Die Situation ist schlimm.

In Sambia erreicht die AIDS-Seuche katastrophales Ausmass. Obwohl die meisten mit HIV Infizierten Erwachsene sind, sind die Auswirkungen von AIDS in der ganzen Gesellschaft zu spüren: vom jüngsten Waisenkind bis zur ältesten Grossmutter, die für ihre Enkel sorgen muss. Sie finden die aktuellsten Statistiken bei UNAIDS (www.unaids.org)

In Sambia ist fast jedes fünfte Kind einWaisenkind, und in der Copperbelt (Kupfergurtel) Region wo wir arbeiten ist die Situation noch schlimmer, vielleicht jedes vierte Kind.

Waisenkinder sind kein neues Problem in Sambia, aber sein jetziges Ausmass ist es. In der Vergangenheit haben sich Tanten und Onkel der verwaisten Kinder um sie gekümmert und sie in ihre Häuser aufgenommen. Heutzutage sind die Tanten und Onkel sehr oft ebenfalls schon tot oder zu arm, um zu helfen.
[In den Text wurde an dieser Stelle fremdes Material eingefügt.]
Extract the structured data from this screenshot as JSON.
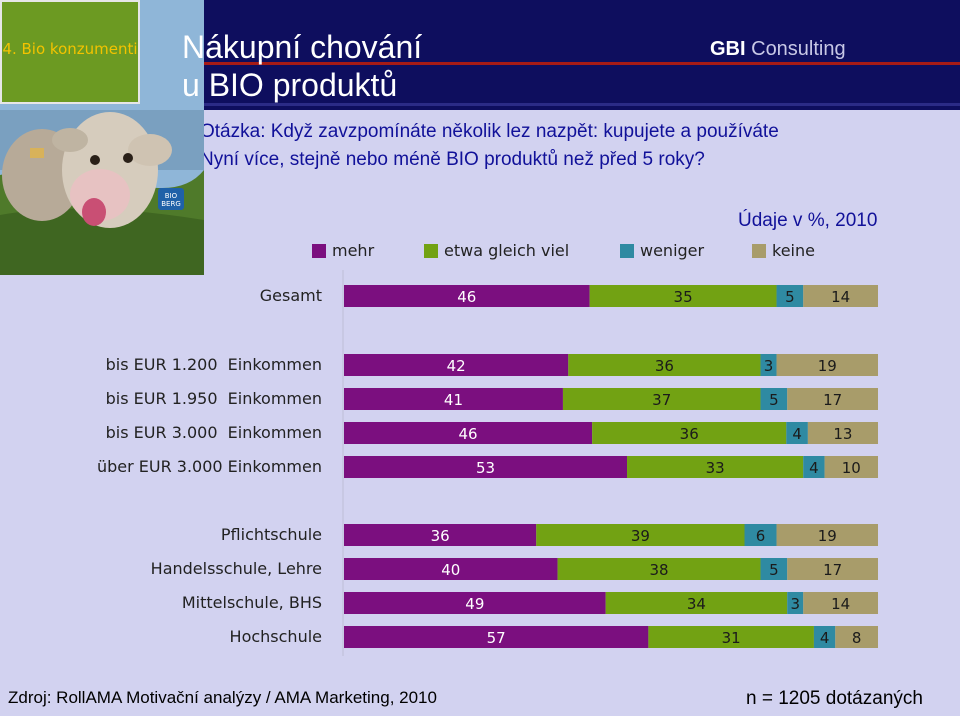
{
  "section_tag": "4. Bio konzumenti",
  "title_line1": "Nákupní chování",
  "title_line2": "u BIO produktů",
  "brand": {
    "strong": "GBI",
    "rest": " Consulting"
  },
  "question_line1": "Otázka: Když zavzpomínáte několik lez nazpět: kupujete a používáte",
  "question_line2": "Nyní více, stejně nebo méně BIO produktů než před 5 roky?",
  "unit_label": "Údaje v %, 2010",
  "colors": {
    "mehr": "#7b0f7f",
    "etwa": "#72a213",
    "weniger": "#2f8aa2",
    "keine": "#a89c6a"
  },
  "chart_data": {
    "type": "bar",
    "orientation": "horizontal",
    "stacked": true,
    "legend_position": "top",
    "series": [
      {
        "name": "mehr"
      },
      {
        "name": "etwa gleich viel"
      },
      {
        "name": "weniger"
      },
      {
        "name": "keine"
      }
    ],
    "groups": [
      {
        "rows": [
          {
            "category": "Gesamt",
            "values": [
              46,
              35,
              5,
              14
            ]
          }
        ]
      },
      {
        "rows": [
          {
            "category": "bis EUR 1.200  Einkommen",
            "values": [
              42,
              36,
              3,
              19
            ]
          },
          {
            "category": "bis EUR 1.950  Einkommen",
            "values": [
              41,
              37,
              5,
              17
            ]
          },
          {
            "category": "bis EUR 3.000  Einkommen",
            "values": [
              46,
              36,
              4,
              13
            ]
          },
          {
            "category": "über EUR 3.000 Einkommen",
            "values": [
              53,
              33,
              4,
              10
            ]
          }
        ]
      },
      {
        "rows": [
          {
            "category": "Pflichtschule",
            "values": [
              36,
              39,
              6,
              19
            ]
          },
          {
            "category": "Handelsschule, Lehre",
            "values": [
              40,
              38,
              5,
              17
            ]
          },
          {
            "category": "Mittelschule, BHS",
            "values": [
              49,
              34,
              3,
              14
            ]
          },
          {
            "category": "Hochschule",
            "values": [
              57,
              31,
              4,
              8
            ]
          }
        ]
      }
    ]
  },
  "footer_source": "Zdroj: RollAMA Motivační analýzy / AMA Marketing, 2010",
  "footer_n": "n = 1205 dotázaných",
  "photo_badge_line1": "BIO",
  "photo_badge_line2": "BERG"
}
Als Reaktion auf die AIDS-Krise hat der Weltfonds für AIDS, Tuberkulose und Malaria (Global Fund) beträchtliche Summen aufgebracht - und Sambia erhält  einen Anteil davon - aber nur sehr wenig von diesem Geld kann für Bildung verwendet werden. Wir glauben, dass Bildung und Gesundheitserziehung die einzige praktische Langzeit-Anti-AIDS-Strategie sind, die Afrika sich leisten kann.

'Bildung öffnet ein Fenster der Hoffnung wie kein anderes, um dem Griff von HIV/AIDS zu entkommen.' World Bank 2002


Eine Großmutter, die sich um das Kind ihrer verstorbenen Tochter kümmert.